The defense continues to be pretty awful. Kings players had no trouble getting into the lane—which is unsurprising, because everyone else is doing it—and the Grizzlies let a 20-point lead shrink to just 3 in a massive Kings run across the third and fourth quarters before tightening up and putting the game away. I'm not sure why the defense is so bad—that is, I'm not sure why they're playing as poorly on defense as they are—but they're going to have to get that turned around going forward. As it stands, they've won close games against bad teams by scoring just enough to get over the hump. That's not going to cut it...
The Clippers? Tonight? Seriously?
...tonight, when the Grizzlies take on the Clippers in Los Angeles on the second game of a back-to-back (SEGABABA). The NBA schedule is a curious thing, but I think this Clippers game—yet another matchup in what I think is one of the few genuine rivalries (that is, not completely media-created) in the league—kind of snuck up on everyone because of when it's being played.
The Clippers are sitting at 7-3, with the 2nd highest offensive rating in the league (they're averaging 112.7 points per 100 possessions) and the 27th-ranked defense. What does that mean for tonight's game? It means the Grizzlies had better to figure out how to defend—especially the pick and roll—or they're not going to have a chance tonight. Chris Paul is the Duke Ellington of the pick and roll, and he's going to absolutely shred the Grizzlies' lackluster defense tonight if they come out flat.
Overall, the Clippers improved in the offseason, especially with the addition of J.J. Redick, whom Grizzlies fans coveted. They're not going anywhere this season, that's for sure, and if the Grizzlies want to keep their side of the rivalry intact, they're going to have to dig deep and execute in a way that they haven't yet this season.
This one's going to go one of two ways: (1) the Grizzlies come out and play with heart and intensity and pick up the defense just enough to let Z-Bo beat Blake Griffin into submission while Marc Gasol does mean things to DeAndre Jordan, thus carrying the Grizzlies' offense to a third-straight win. Or (2) the Grizzlies' worse-than-usual defense allows the Clippers to put up 140 points, and we get to see a lot of Calathes, Franklin, and Leuer for a change.

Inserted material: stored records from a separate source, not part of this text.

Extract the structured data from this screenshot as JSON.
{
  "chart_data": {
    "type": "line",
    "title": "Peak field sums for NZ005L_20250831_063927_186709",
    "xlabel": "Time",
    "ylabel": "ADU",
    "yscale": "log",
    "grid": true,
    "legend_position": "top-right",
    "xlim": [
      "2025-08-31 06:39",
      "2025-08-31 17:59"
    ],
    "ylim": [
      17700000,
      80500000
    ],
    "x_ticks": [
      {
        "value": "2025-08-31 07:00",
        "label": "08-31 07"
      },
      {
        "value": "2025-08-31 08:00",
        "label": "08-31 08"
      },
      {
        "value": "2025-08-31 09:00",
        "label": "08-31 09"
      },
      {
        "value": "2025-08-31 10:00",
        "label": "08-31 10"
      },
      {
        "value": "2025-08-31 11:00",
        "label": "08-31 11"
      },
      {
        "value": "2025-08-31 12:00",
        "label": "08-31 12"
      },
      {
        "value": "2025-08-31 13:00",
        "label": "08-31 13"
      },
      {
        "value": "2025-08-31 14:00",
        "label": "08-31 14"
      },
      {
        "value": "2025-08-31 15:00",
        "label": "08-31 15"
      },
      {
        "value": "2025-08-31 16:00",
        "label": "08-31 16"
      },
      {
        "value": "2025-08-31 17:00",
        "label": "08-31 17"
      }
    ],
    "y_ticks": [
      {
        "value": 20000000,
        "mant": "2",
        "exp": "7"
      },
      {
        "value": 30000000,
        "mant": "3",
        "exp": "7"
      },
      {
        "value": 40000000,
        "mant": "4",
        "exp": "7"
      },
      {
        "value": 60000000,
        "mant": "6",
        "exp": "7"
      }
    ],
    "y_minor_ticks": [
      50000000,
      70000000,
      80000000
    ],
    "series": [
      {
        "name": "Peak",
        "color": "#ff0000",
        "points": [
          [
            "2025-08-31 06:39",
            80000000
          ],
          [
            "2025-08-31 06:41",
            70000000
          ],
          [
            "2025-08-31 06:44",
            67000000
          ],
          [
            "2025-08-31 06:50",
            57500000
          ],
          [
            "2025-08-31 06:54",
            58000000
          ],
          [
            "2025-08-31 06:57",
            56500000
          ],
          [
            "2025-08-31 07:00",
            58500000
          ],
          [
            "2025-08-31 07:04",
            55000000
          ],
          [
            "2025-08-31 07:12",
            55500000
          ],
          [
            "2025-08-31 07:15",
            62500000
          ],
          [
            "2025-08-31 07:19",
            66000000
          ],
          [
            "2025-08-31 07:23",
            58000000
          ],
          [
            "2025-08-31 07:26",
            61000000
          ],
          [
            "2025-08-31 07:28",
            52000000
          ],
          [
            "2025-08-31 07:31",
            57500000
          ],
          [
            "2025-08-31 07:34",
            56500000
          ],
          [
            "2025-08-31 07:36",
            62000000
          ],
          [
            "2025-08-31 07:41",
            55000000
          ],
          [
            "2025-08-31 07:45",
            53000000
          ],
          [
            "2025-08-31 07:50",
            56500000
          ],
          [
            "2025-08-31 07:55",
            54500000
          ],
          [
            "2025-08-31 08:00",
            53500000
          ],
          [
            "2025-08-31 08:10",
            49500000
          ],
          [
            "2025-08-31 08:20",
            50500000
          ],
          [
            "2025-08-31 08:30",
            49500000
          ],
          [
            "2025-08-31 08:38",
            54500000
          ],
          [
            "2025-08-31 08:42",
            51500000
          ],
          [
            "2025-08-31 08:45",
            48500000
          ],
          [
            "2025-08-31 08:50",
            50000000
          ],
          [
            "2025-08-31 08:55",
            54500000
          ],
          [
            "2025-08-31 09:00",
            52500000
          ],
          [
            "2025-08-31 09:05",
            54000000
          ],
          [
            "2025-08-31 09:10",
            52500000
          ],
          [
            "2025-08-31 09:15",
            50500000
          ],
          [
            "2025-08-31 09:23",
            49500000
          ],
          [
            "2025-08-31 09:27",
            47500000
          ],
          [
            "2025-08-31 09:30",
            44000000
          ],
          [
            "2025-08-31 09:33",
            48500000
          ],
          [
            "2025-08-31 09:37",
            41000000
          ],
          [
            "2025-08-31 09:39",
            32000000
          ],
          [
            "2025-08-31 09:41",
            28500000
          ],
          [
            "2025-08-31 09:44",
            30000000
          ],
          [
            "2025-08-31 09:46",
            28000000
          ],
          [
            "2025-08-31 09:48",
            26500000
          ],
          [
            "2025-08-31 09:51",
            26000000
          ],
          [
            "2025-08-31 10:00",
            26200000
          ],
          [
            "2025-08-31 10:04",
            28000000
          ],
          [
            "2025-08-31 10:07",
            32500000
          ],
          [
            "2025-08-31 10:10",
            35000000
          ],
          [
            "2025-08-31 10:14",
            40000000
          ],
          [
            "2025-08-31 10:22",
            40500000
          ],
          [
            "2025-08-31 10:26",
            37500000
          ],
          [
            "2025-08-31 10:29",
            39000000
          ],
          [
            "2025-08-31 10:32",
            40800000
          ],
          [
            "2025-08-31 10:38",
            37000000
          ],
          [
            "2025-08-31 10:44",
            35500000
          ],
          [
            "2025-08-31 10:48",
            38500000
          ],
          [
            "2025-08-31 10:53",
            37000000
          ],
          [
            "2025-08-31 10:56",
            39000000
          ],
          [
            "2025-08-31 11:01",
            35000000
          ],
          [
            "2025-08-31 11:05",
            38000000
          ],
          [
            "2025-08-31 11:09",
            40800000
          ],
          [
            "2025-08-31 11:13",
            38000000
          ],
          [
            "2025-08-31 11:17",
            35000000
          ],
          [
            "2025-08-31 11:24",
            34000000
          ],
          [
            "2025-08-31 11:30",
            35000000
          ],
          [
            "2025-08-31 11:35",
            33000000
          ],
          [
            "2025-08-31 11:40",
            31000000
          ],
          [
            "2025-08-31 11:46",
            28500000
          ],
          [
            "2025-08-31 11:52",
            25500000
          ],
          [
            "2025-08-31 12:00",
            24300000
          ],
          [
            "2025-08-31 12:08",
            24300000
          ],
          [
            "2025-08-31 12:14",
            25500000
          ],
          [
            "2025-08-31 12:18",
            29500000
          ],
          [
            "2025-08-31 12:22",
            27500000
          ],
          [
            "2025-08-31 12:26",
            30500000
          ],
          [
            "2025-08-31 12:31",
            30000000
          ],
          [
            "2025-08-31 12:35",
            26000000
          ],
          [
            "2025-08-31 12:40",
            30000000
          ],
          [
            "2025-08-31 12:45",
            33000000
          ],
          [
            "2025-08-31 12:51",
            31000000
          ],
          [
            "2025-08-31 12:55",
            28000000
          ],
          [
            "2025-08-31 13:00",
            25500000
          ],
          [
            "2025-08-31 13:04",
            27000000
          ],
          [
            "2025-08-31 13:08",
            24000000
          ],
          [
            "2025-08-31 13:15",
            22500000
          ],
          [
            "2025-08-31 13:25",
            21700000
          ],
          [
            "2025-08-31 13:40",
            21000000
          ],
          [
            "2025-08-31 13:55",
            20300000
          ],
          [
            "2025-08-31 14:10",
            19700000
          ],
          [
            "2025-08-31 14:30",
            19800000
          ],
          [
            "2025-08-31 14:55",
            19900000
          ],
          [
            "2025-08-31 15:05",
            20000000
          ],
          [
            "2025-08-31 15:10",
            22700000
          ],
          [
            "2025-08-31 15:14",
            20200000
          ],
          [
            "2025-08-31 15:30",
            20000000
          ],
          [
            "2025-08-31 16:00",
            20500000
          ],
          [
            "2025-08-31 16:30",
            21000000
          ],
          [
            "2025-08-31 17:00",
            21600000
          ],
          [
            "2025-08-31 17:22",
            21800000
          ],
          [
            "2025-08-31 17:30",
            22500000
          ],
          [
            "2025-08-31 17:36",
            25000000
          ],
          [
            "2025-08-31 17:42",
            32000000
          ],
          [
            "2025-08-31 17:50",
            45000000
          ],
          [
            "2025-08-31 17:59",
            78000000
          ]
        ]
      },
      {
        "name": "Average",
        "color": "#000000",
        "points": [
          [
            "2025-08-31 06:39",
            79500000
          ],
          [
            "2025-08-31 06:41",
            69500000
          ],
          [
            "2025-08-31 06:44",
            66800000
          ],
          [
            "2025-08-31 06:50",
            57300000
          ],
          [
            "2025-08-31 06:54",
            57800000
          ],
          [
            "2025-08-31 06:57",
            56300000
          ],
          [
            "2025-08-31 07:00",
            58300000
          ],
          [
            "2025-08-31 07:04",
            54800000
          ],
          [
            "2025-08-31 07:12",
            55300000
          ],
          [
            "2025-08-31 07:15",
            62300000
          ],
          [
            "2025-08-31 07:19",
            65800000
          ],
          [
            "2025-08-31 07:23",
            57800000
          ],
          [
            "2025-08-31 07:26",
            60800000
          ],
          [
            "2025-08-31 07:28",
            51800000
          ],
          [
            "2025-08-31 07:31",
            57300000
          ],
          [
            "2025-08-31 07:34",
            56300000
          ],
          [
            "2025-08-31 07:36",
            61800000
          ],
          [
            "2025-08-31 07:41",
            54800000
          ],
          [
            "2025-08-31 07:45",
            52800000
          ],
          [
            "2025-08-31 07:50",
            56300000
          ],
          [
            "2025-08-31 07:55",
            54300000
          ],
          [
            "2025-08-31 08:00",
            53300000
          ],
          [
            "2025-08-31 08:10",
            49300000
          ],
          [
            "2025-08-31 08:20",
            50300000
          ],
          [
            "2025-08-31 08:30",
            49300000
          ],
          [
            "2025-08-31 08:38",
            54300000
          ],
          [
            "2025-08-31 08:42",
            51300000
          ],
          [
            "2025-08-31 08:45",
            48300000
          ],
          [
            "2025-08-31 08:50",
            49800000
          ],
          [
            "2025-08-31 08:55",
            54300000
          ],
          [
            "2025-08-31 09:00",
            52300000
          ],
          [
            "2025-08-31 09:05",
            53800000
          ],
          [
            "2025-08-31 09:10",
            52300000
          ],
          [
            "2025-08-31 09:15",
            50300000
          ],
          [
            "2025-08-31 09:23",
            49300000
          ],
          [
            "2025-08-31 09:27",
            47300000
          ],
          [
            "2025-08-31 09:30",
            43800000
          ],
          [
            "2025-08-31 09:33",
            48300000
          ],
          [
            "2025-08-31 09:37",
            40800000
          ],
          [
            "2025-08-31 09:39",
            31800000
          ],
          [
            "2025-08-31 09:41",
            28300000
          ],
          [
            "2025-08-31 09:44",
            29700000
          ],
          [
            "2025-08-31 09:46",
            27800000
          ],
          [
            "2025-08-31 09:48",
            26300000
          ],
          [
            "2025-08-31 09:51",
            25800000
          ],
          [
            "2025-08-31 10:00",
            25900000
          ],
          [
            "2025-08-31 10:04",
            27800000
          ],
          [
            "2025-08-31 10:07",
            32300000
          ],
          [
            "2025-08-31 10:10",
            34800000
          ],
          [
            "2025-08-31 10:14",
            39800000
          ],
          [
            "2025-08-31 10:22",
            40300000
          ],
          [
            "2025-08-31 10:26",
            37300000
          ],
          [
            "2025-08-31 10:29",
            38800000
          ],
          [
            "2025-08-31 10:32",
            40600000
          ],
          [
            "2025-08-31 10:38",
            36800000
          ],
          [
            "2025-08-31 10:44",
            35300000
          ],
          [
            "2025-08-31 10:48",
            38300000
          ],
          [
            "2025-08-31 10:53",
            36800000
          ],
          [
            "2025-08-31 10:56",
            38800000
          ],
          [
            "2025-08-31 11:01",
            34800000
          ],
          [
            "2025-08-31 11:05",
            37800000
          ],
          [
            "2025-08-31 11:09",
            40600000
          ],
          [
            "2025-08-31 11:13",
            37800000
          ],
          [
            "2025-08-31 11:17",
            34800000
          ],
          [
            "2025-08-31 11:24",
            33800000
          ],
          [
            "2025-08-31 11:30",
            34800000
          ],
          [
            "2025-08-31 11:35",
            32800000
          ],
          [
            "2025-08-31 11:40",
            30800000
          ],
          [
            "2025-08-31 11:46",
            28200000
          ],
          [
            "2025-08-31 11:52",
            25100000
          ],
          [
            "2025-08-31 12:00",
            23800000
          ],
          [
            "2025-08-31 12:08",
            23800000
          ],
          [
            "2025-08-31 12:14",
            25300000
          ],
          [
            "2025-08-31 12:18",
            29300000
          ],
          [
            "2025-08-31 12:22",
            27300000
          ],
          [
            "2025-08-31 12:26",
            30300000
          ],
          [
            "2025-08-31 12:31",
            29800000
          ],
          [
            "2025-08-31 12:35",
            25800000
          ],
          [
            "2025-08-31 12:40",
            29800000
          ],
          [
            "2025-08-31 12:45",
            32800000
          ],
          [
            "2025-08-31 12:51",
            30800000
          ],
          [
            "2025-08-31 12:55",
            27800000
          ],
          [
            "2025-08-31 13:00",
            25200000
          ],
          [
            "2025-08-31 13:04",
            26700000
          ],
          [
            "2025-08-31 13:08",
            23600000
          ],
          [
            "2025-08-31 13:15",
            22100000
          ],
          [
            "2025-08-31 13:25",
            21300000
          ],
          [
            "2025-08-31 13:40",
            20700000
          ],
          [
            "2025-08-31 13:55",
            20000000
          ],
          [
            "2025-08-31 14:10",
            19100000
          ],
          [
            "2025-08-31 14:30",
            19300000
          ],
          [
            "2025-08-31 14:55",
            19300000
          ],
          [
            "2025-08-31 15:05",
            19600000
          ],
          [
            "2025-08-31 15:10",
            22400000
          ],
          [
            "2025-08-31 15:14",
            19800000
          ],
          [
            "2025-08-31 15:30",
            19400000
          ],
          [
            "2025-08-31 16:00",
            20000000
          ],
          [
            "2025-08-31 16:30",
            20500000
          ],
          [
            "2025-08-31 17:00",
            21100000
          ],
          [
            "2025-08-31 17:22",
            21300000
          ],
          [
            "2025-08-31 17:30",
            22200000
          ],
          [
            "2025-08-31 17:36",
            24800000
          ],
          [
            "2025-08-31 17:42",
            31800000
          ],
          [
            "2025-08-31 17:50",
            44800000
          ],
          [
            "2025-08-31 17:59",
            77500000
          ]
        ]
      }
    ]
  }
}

Honestly, if the game starts to get away from them early, don't be surprised if the Grizzlies decide to pull the plug and save their energies for the Golden State game on Wednesday—which isn't a bad strategy at all. Golden State is a team the Grizzlies have proven they can beat, and even with a loss tonight to the Clippers, a win at Golden State means the Grizzlies went 3-1 on this road trip and they'd return home at 6-6, which is far better than some thought they would be at this point, including me in my darker moments of "Why are the Grizzlies bad this year?" angst.
They're a work in progress, and on a SEGABABA I'm not sure they have the defense to clamp down on this Clips team yet. Either way, it'll be interesting to watch.